As shown in FIG. 2, a contact signal S1 and a contact signal Sr, which are output from the first contact sensor 18L and the second contact sensor 18R, are supplied respectively to an oscillation circuit 44L and an oscillation circuit 44R in the contact determining ECU 20. Outputs from the oscillation circuit 44L and the oscillation circuit 44R are connected to a frequency detector (oscillation frequency detector) 46L and a frequency detector 46R.

An oscillation frequency fl pertaining to the first contact sensor 18L for the left hand as detected by the frequency detector 46L, and an oscillation frequency fr pertaining to the second contact sensor 18R for the right hand as detected by the frequency detector 46R are supplied respectively to two input ports of a contact determining unit 48. Each of the oscillation circuits 44L, 44R includes an oscillator main body 50, and a resonant circuit including an electrostatic capacitance C and an inductance L.

As shown in the following equations (1) and (2), the frequency detectors 46L, 46R, which are frequency counters, separately detect an oscillation frequency f, which is a resonant frequency (electrostatic capacitance C) when the driver H is not touching the detection mechanism 18 with the left hand 16L and the right hand 16R, and an oscillation frequency f′, which is a resonant frequency when the electrostatic capacitance (C+C′) has increased when the detection mechanism 18 is touched.

non-contact: f=½π(L×C)^1/2  (1)

contact: f′=½π{L×(C+C′)}^1/2  (2)

In equations (1) and (2), the electrostatic capacitance C′ is an electrostatic capacitance of the driver (human body) H.

The frequency detector 46L detects the oscillation frequency fl when the left hand 16L has contacted the first contact sensor 18L as the oscillation frequency f′, and detects the oscillation frequency fl at a time of non-contact as the oscillation frequency f.

The frequency detector 46R detects the oscillation frequency fr when the right hand 16R has contacted the second contact sensor 18R as the oscillation frequency f′, and detects the oscillation frequency fr at a time of non-contact as the oscillation frequency f.

For example, in the case that the LC resonant frequency is set to several hundred kHz or the like, a frequency difference (f>>f′) of several tens of kHz is obtained by the contact and non-contact states, and it is possible to sufficiently distinguish between the contact and non-contact states.

The contact determining unit 48 detects the contact and non-contact states of the left hand 16L and the right hand 16R to the first contact sensor 18L and the second contact sensor 18R, from the oscillation frequency fr (non-contact: f, contact: f′) and the oscillation frequency fl (non-contact: f, contact: f′) supplied to the respective input ports, and outputs the detection result as a contact determination output Dt.

The contact determination output Dt is supplied to the input port of an operation permission determining unit 52 that constitutes the operation permission determining ECU 22. A gate signal Gs, which is an output from the operation permission determining unit 52, is input to a control port which is one input port of a gate circuit 54. An input signal Din, which is an operation input by the driver H to the input device 26 that makes up the vehicle-mounted device 24, is supplied to a signal input port which is another input port of the gate circuit 54.

When an “H level” (permission granted) of the gate signal Gs, which is an output of the operation permission determining unit 52, is input to the control port, the gate circuit 54 passes through and outputs the input signal Din that is input to the signal input port.
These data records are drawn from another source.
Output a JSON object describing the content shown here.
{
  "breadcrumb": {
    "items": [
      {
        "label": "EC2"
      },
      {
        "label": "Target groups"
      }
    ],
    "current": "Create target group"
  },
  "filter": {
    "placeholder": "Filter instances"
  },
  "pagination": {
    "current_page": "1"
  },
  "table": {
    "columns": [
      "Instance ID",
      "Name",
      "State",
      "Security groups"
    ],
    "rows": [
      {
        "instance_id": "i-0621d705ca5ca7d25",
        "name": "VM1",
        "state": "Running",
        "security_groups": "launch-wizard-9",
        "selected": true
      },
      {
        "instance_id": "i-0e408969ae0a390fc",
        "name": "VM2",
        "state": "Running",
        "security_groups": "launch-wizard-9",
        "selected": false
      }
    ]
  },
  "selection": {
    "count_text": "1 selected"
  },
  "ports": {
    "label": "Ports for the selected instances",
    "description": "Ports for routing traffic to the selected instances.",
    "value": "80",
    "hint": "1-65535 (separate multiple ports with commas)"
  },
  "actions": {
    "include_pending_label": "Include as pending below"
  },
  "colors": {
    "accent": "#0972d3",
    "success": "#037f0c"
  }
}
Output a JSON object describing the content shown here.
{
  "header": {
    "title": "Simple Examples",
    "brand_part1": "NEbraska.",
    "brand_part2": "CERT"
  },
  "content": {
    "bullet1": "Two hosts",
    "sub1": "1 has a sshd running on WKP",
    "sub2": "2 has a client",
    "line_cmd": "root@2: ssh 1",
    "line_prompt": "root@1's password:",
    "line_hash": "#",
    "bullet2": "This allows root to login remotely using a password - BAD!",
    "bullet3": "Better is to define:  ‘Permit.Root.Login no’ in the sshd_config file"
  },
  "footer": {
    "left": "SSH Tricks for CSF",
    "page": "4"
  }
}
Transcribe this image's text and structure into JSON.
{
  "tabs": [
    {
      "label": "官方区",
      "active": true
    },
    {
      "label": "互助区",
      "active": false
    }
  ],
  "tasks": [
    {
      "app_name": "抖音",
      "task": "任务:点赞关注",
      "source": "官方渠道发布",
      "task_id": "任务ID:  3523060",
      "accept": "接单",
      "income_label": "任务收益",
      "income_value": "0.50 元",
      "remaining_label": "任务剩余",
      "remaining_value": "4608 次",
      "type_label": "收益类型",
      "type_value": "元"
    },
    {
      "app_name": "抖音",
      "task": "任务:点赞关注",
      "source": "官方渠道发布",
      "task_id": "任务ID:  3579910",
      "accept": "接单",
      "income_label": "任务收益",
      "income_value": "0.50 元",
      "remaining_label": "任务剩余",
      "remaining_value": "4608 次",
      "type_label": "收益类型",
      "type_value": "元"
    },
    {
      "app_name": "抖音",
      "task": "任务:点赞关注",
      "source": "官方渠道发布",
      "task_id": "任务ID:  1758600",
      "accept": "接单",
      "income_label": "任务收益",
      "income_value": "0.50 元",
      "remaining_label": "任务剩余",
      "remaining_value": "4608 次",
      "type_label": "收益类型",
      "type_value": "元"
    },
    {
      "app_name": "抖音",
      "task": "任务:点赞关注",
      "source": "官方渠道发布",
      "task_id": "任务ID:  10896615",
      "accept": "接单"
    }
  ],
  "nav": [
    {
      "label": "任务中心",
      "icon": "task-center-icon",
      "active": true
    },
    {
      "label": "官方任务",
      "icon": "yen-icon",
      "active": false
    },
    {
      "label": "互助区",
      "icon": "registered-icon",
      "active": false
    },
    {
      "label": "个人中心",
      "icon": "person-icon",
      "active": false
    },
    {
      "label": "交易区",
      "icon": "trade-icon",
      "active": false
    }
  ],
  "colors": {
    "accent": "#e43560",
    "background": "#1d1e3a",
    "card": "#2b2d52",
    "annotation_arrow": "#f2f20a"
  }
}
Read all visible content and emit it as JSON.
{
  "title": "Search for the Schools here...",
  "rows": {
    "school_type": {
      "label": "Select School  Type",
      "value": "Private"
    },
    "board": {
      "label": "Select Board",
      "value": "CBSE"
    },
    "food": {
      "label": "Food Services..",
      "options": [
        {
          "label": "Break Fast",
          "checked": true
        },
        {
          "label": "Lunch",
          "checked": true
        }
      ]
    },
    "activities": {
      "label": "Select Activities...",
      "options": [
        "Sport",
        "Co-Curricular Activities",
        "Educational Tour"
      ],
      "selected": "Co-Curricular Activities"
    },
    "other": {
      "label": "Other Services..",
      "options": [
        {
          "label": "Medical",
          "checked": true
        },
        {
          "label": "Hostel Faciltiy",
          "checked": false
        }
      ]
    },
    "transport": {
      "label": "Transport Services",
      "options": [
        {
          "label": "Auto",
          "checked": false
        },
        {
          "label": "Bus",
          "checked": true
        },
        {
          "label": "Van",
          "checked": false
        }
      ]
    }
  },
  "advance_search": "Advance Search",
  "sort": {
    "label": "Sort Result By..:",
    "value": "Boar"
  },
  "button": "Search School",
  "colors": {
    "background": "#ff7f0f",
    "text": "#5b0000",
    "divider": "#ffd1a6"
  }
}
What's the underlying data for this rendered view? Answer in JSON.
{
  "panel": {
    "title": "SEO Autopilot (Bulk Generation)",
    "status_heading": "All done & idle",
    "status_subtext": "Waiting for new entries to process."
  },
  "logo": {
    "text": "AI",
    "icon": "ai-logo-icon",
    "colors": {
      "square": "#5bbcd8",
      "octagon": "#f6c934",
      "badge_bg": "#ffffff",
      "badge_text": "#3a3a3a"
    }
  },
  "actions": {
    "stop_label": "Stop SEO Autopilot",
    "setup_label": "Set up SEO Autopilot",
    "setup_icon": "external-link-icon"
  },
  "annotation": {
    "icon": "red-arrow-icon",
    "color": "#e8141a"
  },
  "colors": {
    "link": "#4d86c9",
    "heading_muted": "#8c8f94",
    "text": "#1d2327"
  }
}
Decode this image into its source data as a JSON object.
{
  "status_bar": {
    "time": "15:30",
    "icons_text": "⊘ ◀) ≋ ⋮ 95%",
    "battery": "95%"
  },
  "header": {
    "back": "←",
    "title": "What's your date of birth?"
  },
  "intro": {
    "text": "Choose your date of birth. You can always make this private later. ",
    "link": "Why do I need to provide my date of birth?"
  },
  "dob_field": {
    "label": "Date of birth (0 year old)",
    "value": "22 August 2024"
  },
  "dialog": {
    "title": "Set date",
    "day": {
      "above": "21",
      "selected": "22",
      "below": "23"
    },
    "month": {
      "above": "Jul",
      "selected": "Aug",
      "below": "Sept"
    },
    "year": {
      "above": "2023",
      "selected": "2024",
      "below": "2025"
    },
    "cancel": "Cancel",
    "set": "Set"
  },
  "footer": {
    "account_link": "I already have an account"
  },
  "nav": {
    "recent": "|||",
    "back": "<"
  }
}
On the other hand, when an “L level” (permission not granted) of the gate signal Gs, which is an output of the operation permission determining unit 52, is input to the control port, the gate circuit 54 interrupts the input signal Din that is input to the signal input port.

The output of the gate circuit 54 is supplied to an output device 28 including a main body portion and a display unit of the vehicle-mounted device 24. A warning signal (notification signal) Swarn is output from the operation permission determining unit 52 to an output device 56 (a display device and a speaker) of a display audio device or the like. The output device 56 functions as a warning device (notification device).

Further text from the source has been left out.